Let's create a `MultilayerPerceptron` that tries to learn the XOR function.
```python
xor_input = Tensor([[0, 0], [0, 1], [1, 0], [1, 1]])
xor_targets = Tensor([[0], [1], [1], [0]])
xor_mlp = MultilayerPerceptron(input_size=2, output_size=1, hidden_size=4)
```
We can use the model to make predictions on the `xor_input` `Tensor`.
```python
>>> predictions = xor_mlp.predict(xor_input)
>>> predictions
Tensor(data=
[[-1.79888385]
 [-1.07965756]
 [ 0.34373135]
 [ 1.63366069]], requires_grad=True)
```
The predictions of the randomly initialized model aren't right, but we can improve the model by
calculating the gradient of it's `Parameters` in respect to a loss function.
```python
from gustavgrad.loss import SquaredErrorLoss
se_loss = SquaredErrorLoss()
loss = se_loss.loss(xor_targets, predictions)
loss.backward()
```
`loss` is a `Tensor`, so we can call its `backward` method to do backpropagation through our `xor_mlp`.

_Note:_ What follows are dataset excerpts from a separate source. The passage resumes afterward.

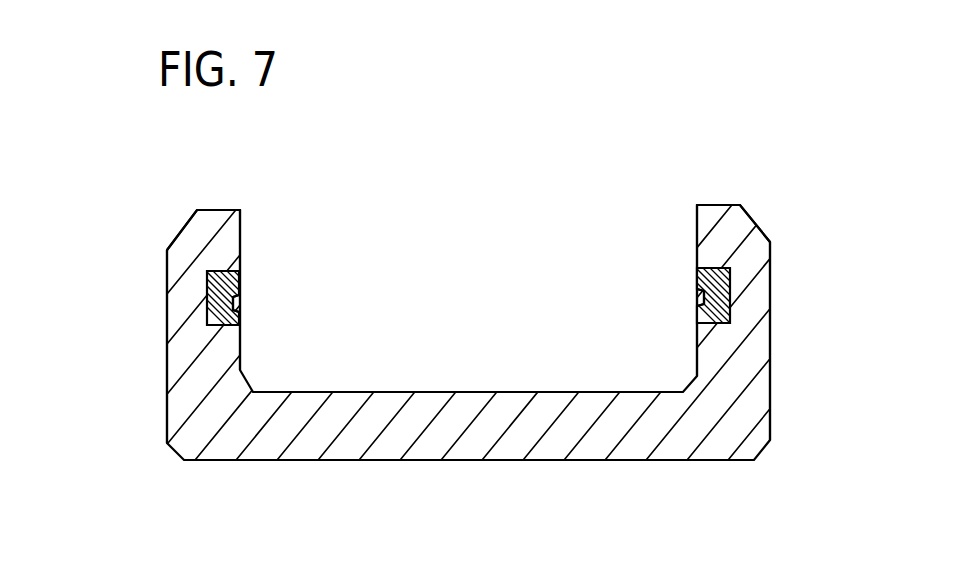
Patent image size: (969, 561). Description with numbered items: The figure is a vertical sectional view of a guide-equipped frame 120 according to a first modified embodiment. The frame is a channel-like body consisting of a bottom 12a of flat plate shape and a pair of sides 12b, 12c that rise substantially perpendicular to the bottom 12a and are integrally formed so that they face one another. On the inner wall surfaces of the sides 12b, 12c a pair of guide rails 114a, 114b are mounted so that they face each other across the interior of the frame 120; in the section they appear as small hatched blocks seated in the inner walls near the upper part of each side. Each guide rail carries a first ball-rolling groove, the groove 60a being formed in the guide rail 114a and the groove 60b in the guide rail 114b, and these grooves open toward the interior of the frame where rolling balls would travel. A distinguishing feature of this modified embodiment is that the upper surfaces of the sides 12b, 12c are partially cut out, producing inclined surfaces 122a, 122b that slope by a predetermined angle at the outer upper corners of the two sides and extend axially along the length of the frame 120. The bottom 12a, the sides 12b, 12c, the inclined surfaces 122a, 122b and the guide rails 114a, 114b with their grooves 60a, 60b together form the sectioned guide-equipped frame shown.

The guide-equipped frame 120 is at (750, 168).
The bottom 12a is at (467, 433).
The side 12b is at (190, 366).
The side 12c is at (740, 337).
The inclined surface 122a is at (185, 224).
The inclined surface 122b is at (757, 214).
The guide rail 114a is at (207, 297).
The guide rail 114b is at (730, 292).
The first ball-rolling groove 60a is at (240, 297).
The first ball-rolling groove 60b is at (697, 292).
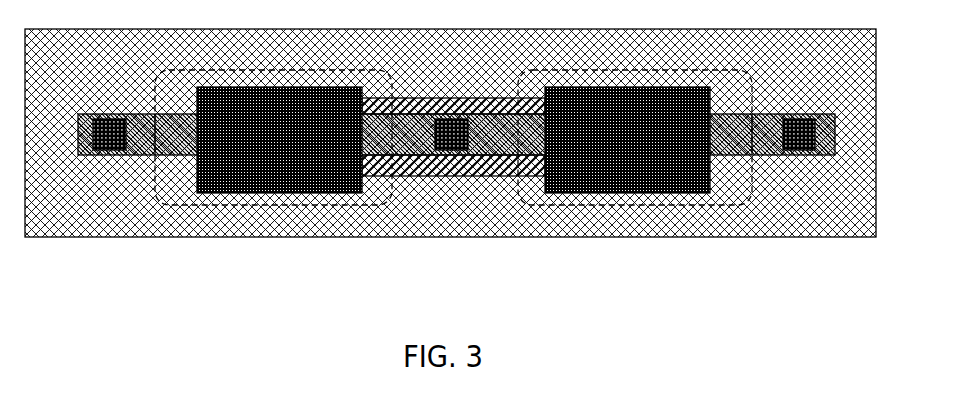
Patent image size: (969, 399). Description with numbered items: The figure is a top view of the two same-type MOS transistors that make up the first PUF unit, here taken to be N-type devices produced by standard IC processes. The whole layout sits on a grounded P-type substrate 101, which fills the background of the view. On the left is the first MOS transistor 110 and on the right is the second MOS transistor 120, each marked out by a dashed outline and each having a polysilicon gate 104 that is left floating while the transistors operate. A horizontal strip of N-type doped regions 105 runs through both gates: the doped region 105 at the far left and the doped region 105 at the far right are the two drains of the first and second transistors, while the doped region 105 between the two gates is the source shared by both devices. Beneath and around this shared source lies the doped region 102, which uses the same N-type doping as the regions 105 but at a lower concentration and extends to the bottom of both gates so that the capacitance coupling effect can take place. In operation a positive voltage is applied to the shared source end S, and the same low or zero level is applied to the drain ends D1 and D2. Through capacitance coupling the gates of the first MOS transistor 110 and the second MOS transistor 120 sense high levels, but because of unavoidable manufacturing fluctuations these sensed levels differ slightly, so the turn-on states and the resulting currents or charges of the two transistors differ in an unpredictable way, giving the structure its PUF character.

The P-type substrate 101 is at (453, 83).
The doped region below the shared source 102 is at (484, 164).
The polysilicon gate 104 is at (453, 140).
The N-type doped region 105 is at (133, 120).
The first MOS transistor 110 is at (376, 90).
The second MOS transistor 120 is at (728, 92).
The drain end of the first MOS transistor D1 is at (107, 153).
The shared source end S is at (453, 153).
The drain end of the second MOS transistor D2 is at (800, 153).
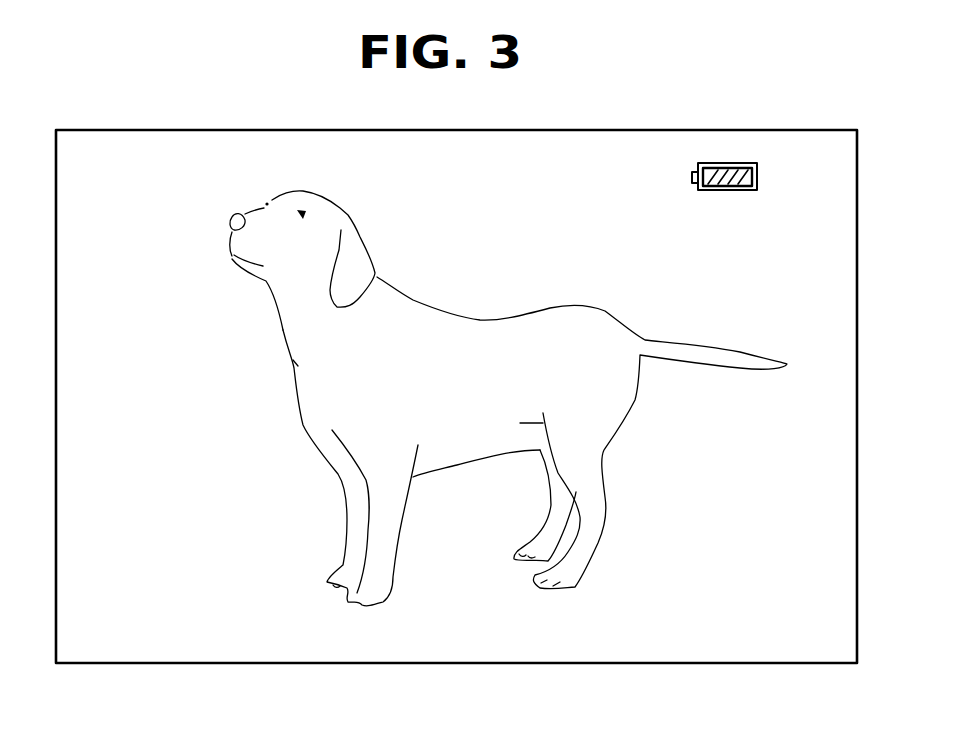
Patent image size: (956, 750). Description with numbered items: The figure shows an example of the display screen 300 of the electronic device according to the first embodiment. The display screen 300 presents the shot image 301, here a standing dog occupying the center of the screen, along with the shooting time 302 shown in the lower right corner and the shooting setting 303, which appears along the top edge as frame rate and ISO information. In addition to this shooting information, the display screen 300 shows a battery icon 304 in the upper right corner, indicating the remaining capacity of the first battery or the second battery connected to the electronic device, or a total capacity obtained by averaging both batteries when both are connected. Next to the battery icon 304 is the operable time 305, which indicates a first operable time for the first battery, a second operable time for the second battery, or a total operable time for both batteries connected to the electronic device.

The display screen 300 is at (634, 130).
The shot image 301 is at (453, 508).
The shooting time 302 is at (748, 655).
The shooting setting 303 is at (150, 137).
The battery icon 304 is at (728, 164).
The operable time 305 is at (812, 164).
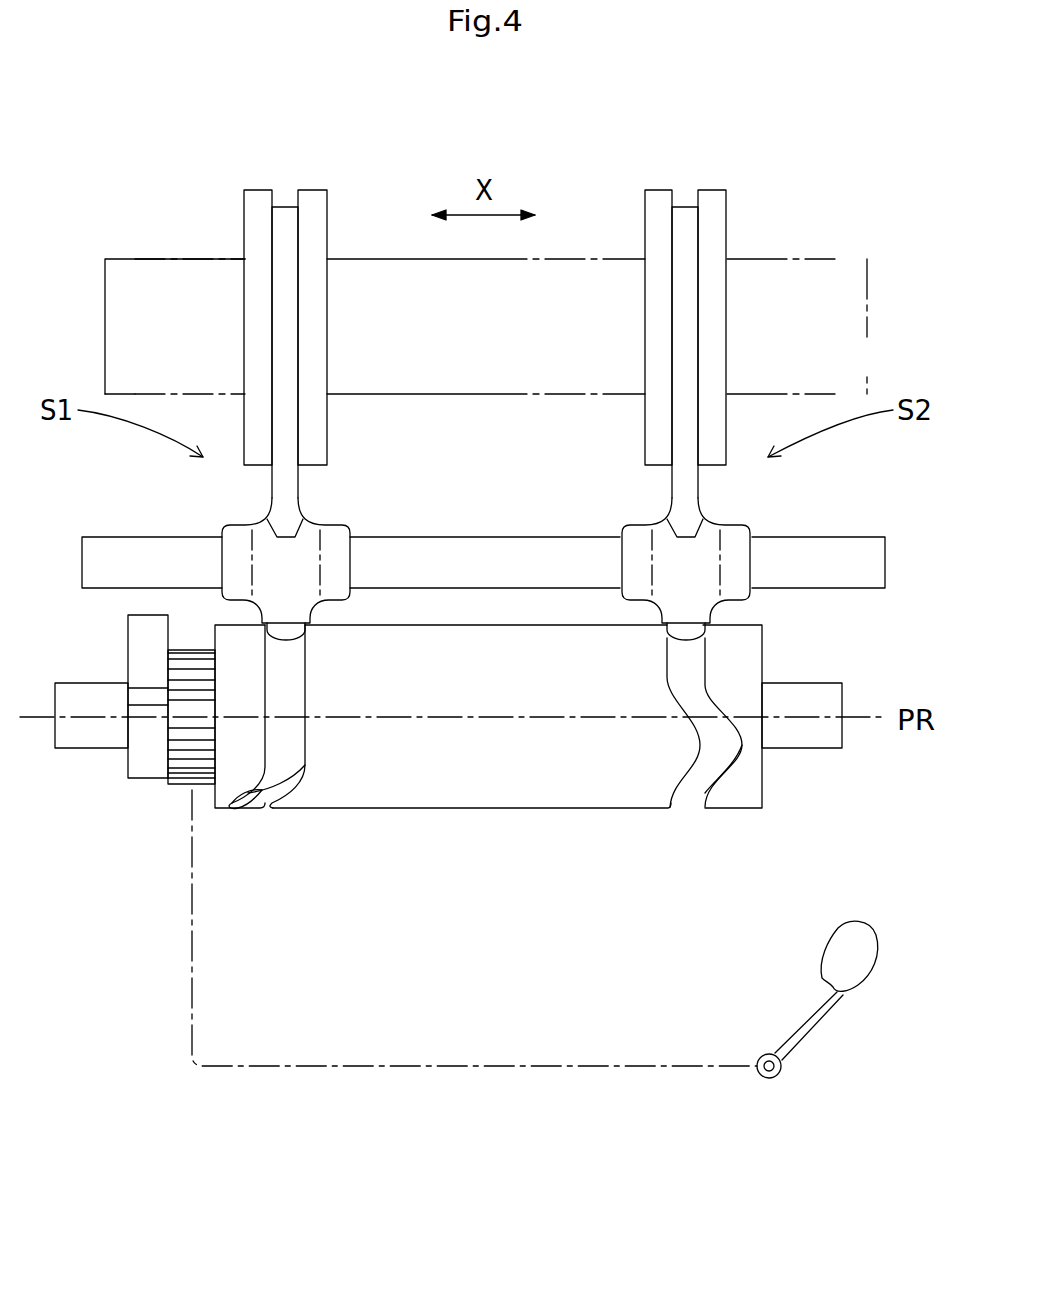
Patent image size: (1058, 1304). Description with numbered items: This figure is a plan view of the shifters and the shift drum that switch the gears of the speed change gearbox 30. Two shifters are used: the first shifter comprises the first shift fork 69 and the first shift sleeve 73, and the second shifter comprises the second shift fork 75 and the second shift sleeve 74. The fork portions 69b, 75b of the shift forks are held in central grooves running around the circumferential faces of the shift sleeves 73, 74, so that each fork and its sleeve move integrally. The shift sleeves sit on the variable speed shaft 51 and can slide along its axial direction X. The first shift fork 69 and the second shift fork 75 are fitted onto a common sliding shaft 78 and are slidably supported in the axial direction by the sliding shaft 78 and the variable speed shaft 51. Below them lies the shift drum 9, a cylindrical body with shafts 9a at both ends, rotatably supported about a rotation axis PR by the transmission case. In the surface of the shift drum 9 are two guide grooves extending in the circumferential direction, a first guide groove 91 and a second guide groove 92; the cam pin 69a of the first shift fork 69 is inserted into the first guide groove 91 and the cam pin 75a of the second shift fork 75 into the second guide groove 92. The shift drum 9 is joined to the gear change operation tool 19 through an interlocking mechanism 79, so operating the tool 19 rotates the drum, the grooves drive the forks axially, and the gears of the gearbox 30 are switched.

The speed change gearbox 30 is at (781, 130).
The variable speed shaft 51 is at (135, 258).
The first shift sleeve 73 is at (253, 220).
The second shift sleeve 74 is at (717, 220).
The sliding shaft 78 is at (105, 548).
The first shift fork 69 is at (308, 528).
The cam pin of the first shift fork 69a is at (287, 632).
The fork portion of the first shift fork 69b is at (282, 474).
The second shift fork 75 is at (665, 530).
The cam pin of the second shift fork 75a is at (684, 633).
The fork portion of the second shift fork 75b is at (690, 474).
The shift drum 9 is at (510, 828).
The shafts of the shift drum 9a is at (77, 690).
The first guide groove 91 is at (280, 768).
The second guide groove 92 is at (687, 793).
The interlocking mechanism 79 is at (415, 1070).
The gear change operation tool 19 is at (860, 932).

We can then adjust the weights of all `Parameters` in `xor_mlp` using gradient descent:
```python
from gustavgrad.optim import SGD
optim = SGD(lr=0.01)
optim.step(xor_mlp)
```
After updating the weights we can reset the gradients of all parameters and make new predictions:
```python
>>> xor_mlp.zero_grad()
>>> predictions = xor_mlp.predict(xor_input)
>>> predictions
Tensor(data=
[[-1.51682686]
 [-0.78583272]
 [ 0.55994602]
 [ 1.67962174]], requires_grad=True)
```
See [examples/xor.py](examples/xor.py) for a full example of how `gustavgrad` can be used to learn the XOR function.
The [examples](examples/) directory also contains some other basic examples of how the library can be used.